New plastics will improve modules

Simulation of solar irradiation in the testing laboratory (Photo: TÜV Rheinland)
Simulation of solar irradiation in the testing laboratory (Photo: TÜV Rheinland)

TÜV Rheinland's workshop 'Photovoltaik-Modultechnik' (Photovoltaic Module Technology), which takes place every year in Cologne in mid-November, not only focuses on the inner workings of modules; it also gives participants an opportunity to discuss current PV market topics.

In keeping with this, the workshop kicked off this time with a lecture on the subject of tendering solar parks. The industry's fears that small project developers and particularly citizens' energy cooperatives will be steamrolled are justified, according to Benjamin Hannig from Enerparc AG: "Large project developers are at an advantage because they can distribute expenses and risks over multiple solar park projects." In his view, a simple and transparent process for all groups of participants is not ensured.

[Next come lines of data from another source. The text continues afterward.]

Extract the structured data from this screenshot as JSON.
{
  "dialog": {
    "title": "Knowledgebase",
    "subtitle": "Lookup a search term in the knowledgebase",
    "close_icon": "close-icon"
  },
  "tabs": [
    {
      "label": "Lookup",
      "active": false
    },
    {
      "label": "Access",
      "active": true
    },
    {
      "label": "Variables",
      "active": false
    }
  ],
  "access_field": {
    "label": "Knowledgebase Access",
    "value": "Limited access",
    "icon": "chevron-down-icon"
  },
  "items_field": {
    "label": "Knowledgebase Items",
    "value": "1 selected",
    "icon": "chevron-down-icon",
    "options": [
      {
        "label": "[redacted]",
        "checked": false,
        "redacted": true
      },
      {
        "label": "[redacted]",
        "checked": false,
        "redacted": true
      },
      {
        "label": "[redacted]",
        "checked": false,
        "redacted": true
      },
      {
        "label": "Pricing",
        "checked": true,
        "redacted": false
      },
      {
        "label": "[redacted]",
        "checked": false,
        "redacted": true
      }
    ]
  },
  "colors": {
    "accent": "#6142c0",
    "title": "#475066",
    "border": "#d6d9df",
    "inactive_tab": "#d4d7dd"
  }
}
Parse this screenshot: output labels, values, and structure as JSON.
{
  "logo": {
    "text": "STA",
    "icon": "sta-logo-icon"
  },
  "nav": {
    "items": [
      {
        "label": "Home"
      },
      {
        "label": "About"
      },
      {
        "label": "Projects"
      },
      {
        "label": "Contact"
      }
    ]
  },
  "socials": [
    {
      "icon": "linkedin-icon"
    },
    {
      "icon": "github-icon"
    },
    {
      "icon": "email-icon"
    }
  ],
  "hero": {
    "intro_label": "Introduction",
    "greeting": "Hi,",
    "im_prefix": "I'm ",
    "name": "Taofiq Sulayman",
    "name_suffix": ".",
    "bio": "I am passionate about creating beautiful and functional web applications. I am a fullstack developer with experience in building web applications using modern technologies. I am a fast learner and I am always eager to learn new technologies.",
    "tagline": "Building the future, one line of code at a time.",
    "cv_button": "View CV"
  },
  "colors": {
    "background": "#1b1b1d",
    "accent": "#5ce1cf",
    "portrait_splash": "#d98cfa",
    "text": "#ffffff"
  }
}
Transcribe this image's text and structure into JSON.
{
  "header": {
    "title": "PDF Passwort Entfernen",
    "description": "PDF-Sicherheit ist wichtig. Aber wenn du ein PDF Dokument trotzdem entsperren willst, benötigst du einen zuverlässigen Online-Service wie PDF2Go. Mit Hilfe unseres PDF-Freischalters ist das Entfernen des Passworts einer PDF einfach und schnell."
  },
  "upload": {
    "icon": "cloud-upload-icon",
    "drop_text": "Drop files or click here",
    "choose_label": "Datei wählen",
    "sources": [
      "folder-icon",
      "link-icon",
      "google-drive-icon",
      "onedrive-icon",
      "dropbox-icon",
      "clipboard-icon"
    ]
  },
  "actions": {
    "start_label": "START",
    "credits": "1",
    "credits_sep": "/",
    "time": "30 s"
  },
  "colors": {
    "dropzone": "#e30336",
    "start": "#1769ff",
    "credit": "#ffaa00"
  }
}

Even though the German federal government keeps emphasising the importance of diversity in the market, it is likely that only a handful of project developers will survive.

Significantly longer service life with low additional costs

Cost reduction continues to be the dominant topic in module technology. In this context, the length of a module's service life is increasingly coming into focus because the longer a module is able to generate power, the lower the electricity generation costs are. The slightly higher initial costs are acceptable if the service life can be increased significantly, according to Markus Putzer, head of the Elastomers Technology department at the silicone specialist company Momentive.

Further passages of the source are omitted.